I know, a little scary, that maybe I could turn it into a dipping oil for bread.

 The problem with cooking weed is you need something like oil or butter to extract the active ingredient (THC). If you don't do this your just chewing anyother weed.

Then I could dip bread, which I do eat, into it or pour it onto rice, which is also easy to ingest.

And I'll up the ante by adding herbs to the olive oil.

In the book, "The Anti-Cancer" there is a suggestion for the herbal equivalent of gleevac.

 Gleevac is America's most recent promise drug for cancer patients. Its a chemo therapy pill that allows people to live virtually normal lives with cancers such as leukemia. One writer and editor at Elle magazine was diagnosed with leukemia in her late teens and now in her mid-twenties is looking to having children while taking the drug, but these meds all came from ideas in nature so I'll throw these in:
Parsley, celery, mint, thyme, marjoram, oregano, basil, and rosemary.




I don't know exactly what amounts of which herb will work best. I put most my faith in the parsley, which has shown up time and time again in literature, as well as oregano and thyme.
I'll let you know how it works out.
I can whip this up for next time aka Jan. 10 when I get my medi-port placed and resume treatment.

Thank you everyone for commenting and reading. You remind me why I started writing. I'm excited and hoping I'll have the energy and strength to keep writing. I think that should be my artistic focus and my hobby.

 Last year I didn't feel like myself with the steroids. I felt crazed and confused. I feel like last year was spent in a foggy cold sweat that I'm finally emerging from.

I've been thinking a lot about my past therapis and how they relate to my current state.

I have taken SGN-135, the new"It" drug for hodgers that looks like it may give them a chance to have cancer without disease.

I took it at dana farber in the summer of 2008 during Phase I to establish proper patient dosing.

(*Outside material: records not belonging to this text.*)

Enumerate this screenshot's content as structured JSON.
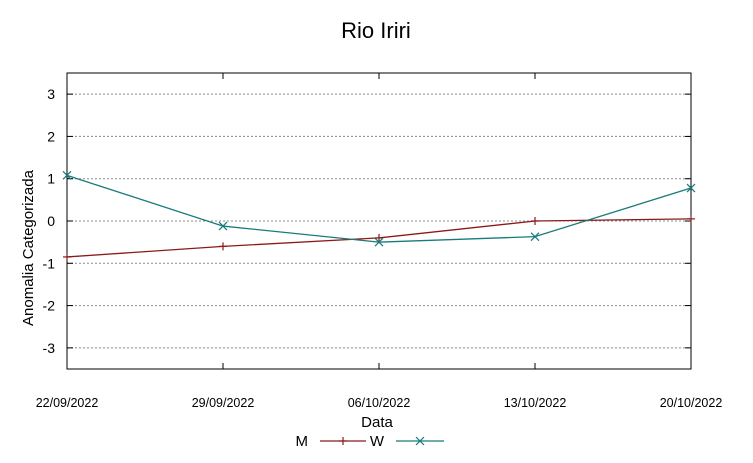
{
  "chart_data": {
    "type": "line",
    "title": "Rio Iriri",
    "xlabel": "Data",
    "ylabel": "Anomalia Categorizada",
    "categories": [
      "22/09/2022",
      "29/09/2022",
      "06/10/2022",
      "13/10/2022",
      "20/10/2022"
    ],
    "yticks": [
      3,
      2,
      1,
      0,
      -1,
      -2,
      -3
    ],
    "ytick_labels": [
      "3",
      "2",
      "1",
      "0",
      "-1",
      "-2",
      "-3"
    ],
    "ylim": [
      -3.5,
      3.5
    ],
    "grid": true,
    "legend_position": "bottom-center",
    "series": [
      {
        "name": "M",
        "color": "#8b1a1a",
        "marker": "plus",
        "values": [
          -0.85,
          -0.6,
          -0.4,
          0.0,
          0.05
        ]
      },
      {
        "name": "W",
        "color": "#1a7a7a",
        "marker": "x",
        "values": [
          1.08,
          -0.12,
          -0.5,
          -0.37,
          0.78
        ]
      }
    ]
  }
}
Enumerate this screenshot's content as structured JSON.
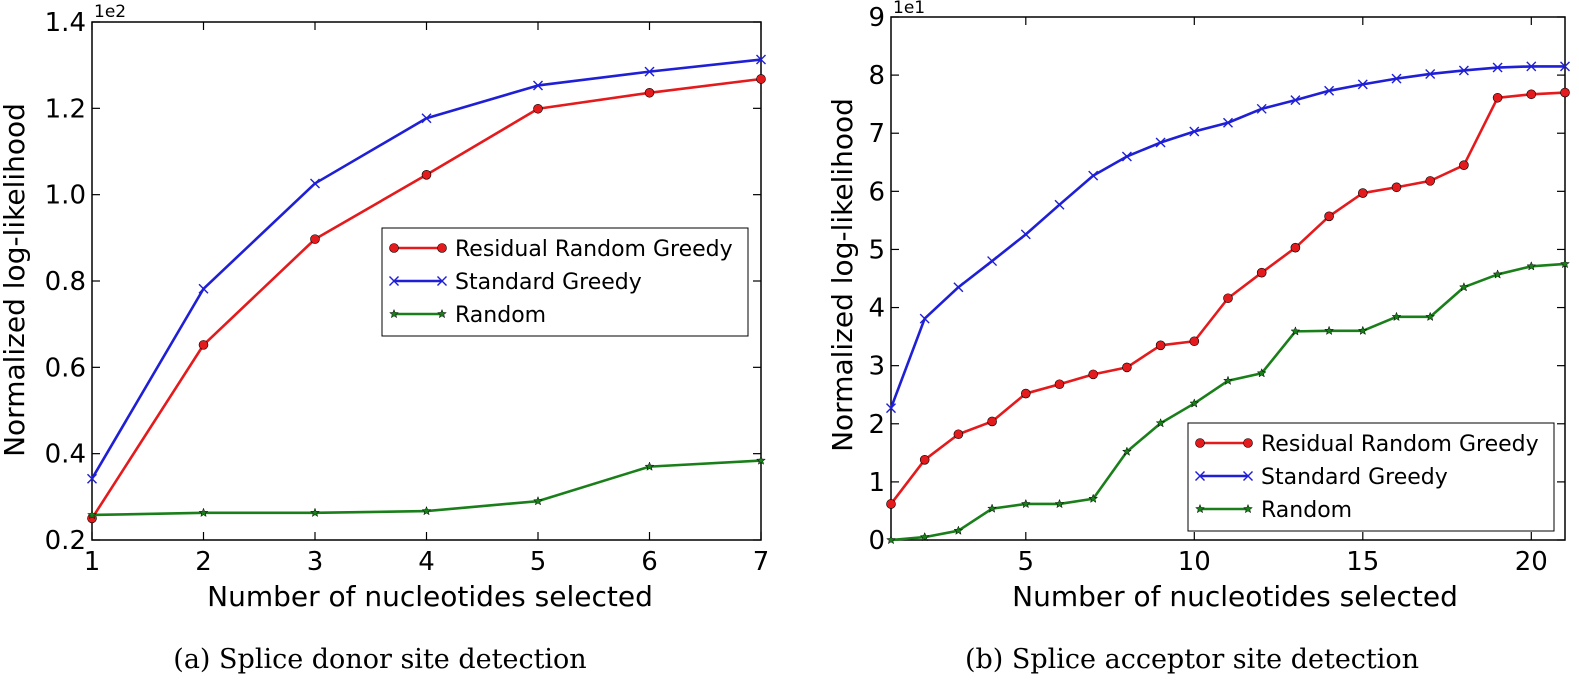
{
  "colors": {
    "residual": "#e41a1c",
    "standard": "#1f1fd6",
    "random": "#1a7f1a"
  },
  "chart_data": [
    {
      "type": "line",
      "caption": "(a) Splice donor site detection",
      "xlabel": "Number of nucleotides selected",
      "ylabel": "Normalized log-likelihood",
      "y_multiplier": "1e2",
      "xlim": [
        1,
        7
      ],
      "ylim": [
        0.2,
        1.4
      ],
      "xticks": [
        1,
        2,
        3,
        4,
        5,
        6,
        7
      ],
      "yticks": [
        0.2,
        0.4,
        0.6,
        0.8,
        1.0,
        1.2,
        1.4
      ],
      "ytick_labels": [
        "0.2",
        "0.4",
        "0.6",
        "0.8",
        "1.0",
        "1.2",
        "1.4"
      ],
      "legend_location": "center-right",
      "x": [
        1,
        2,
        3,
        4,
        5,
        6,
        7
      ],
      "series": [
        {
          "name": "Residual Random Greedy",
          "color": "residual",
          "marker": "circle",
          "values": [
            0.25,
            0.652,
            0.897,
            1.046,
            1.199,
            1.236,
            1.268
          ]
        },
        {
          "name": "Standard Greedy",
          "color": "standard",
          "marker": "x",
          "values": [
            0.342,
            0.782,
            1.026,
            1.177,
            1.253,
            1.285,
            1.313
          ]
        },
        {
          "name": "Random",
          "color": "random",
          "marker": "star",
          "values": [
            0.258,
            0.263,
            0.263,
            0.267,
            0.29,
            0.37,
            0.384
          ]
        }
      ]
    },
    {
      "type": "line",
      "caption": "(b) Splice acceptor site detection",
      "xlabel": "Number of nucleotides selected",
      "ylabel": "Normalized log-likelihood",
      "y_multiplier": "1e1",
      "xlim": [
        1,
        21
      ],
      "ylim": [
        0,
        9
      ],
      "xticks": [
        5,
        10,
        15,
        20
      ],
      "yticks": [
        0,
        1,
        2,
        3,
        4,
        5,
        6,
        7,
        8,
        9
      ],
      "ytick_labels": [
        "0",
        "1",
        "2",
        "3",
        "4",
        "5",
        "6",
        "7",
        "8",
        "9"
      ],
      "legend_location": "lower-right",
      "x": [
        1,
        2,
        3,
        4,
        5,
        6,
        7,
        8,
        9,
        10,
        11,
        12,
        13,
        14,
        15,
        16,
        17,
        18,
        19,
        20,
        21
      ],
      "series": [
        {
          "name": "Residual Random Greedy",
          "color": "residual",
          "marker": "circle",
          "values": [
            0.62,
            1.38,
            1.82,
            2.04,
            2.52,
            2.68,
            2.85,
            2.97,
            3.35,
            3.42,
            4.16,
            4.6,
            5.03,
            5.57,
            5.97,
            6.07,
            6.18,
            6.45,
            7.61,
            7.67,
            7.7
          ]
        },
        {
          "name": "Standard Greedy",
          "color": "standard",
          "marker": "x",
          "values": [
            2.27,
            3.81,
            4.35,
            4.8,
            5.26,
            5.77,
            6.27,
            6.6,
            6.84,
            7.03,
            7.18,
            7.42,
            7.57,
            7.73,
            7.84,
            7.94,
            8.02,
            8.08,
            8.13,
            8.15,
            8.15
          ]
        },
        {
          "name": "Random",
          "color": "random",
          "marker": "star",
          "values": [
            0.0,
            0.05,
            0.16,
            0.54,
            0.62,
            0.62,
            0.71,
            1.52,
            2.01,
            2.35,
            2.74,
            2.87,
            3.59,
            3.6,
            3.6,
            3.84,
            3.84,
            4.35,
            4.57,
            4.71,
            4.75
          ]
        }
      ]
    }
  ]
}
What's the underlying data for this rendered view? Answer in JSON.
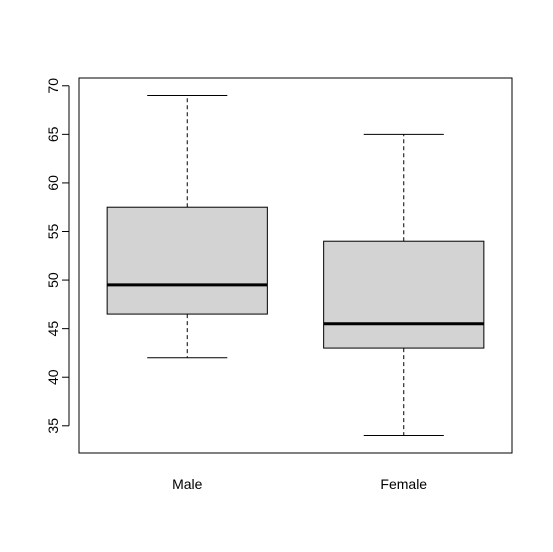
{
  "chart_data": {
    "type": "boxplot",
    "title": "",
    "xlabel": "",
    "ylabel": "",
    "ylim": [
      32.2,
      70.8
    ],
    "yticks": [
      35,
      40,
      45,
      50,
      55,
      60,
      65,
      70
    ],
    "ytick_labels": [
      "35",
      "40",
      "45",
      "50",
      "55",
      "60",
      "65",
      "70"
    ],
    "categories": [
      "Male",
      "Female"
    ],
    "boxes": [
      {
        "whisker_low": 42,
        "q1": 46.5,
        "median": 49.5,
        "q3": 57.5,
        "whisker_high": 69
      },
      {
        "whisker_low": 34,
        "q1": 43,
        "median": 45.5,
        "q3": 54,
        "whisker_high": 65
      }
    ],
    "box_fill": "#d3d3d3",
    "stroke_color": "#000000",
    "grid": false
  }
}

Phase I means never been tested on people. I had a Level 4 reaction. That means a tachy arrhythmias, severe dehydration with electrolyte imbalances, cardiac abnormalities. I had to be spoon fed gaucamole by my sister.

Level Five is Death.

I think it was determined I received the dose for a 300Lb man but that's what happens with trials.  Not all trials offer participants a nice easy ride.

It did send me into remission, which we knewit would, because everything sends me into remission.

 I was a total lab rat and allowed it because I knew it would be great for others in the future.

I used to cry remembering my view of "kill one to save a thousand" when I was a healthy practitioner, a wannabe future researcher, but now I'm thankful for the time it has given me and the ability to help others in the future.

 I think I have access to the very best trials with Alyea at Dana Farber if that's the route I want to take.

And I would want that trial to be for a cancer vaccination.

See, I also know exactly what study I would try to finagle myself into. I have contingency plans upon contingency plans. I was on Plan Y (do everything possible to stay alive) two years ago but it's working out.

My priority is being close to my family and having as normal a life possible here.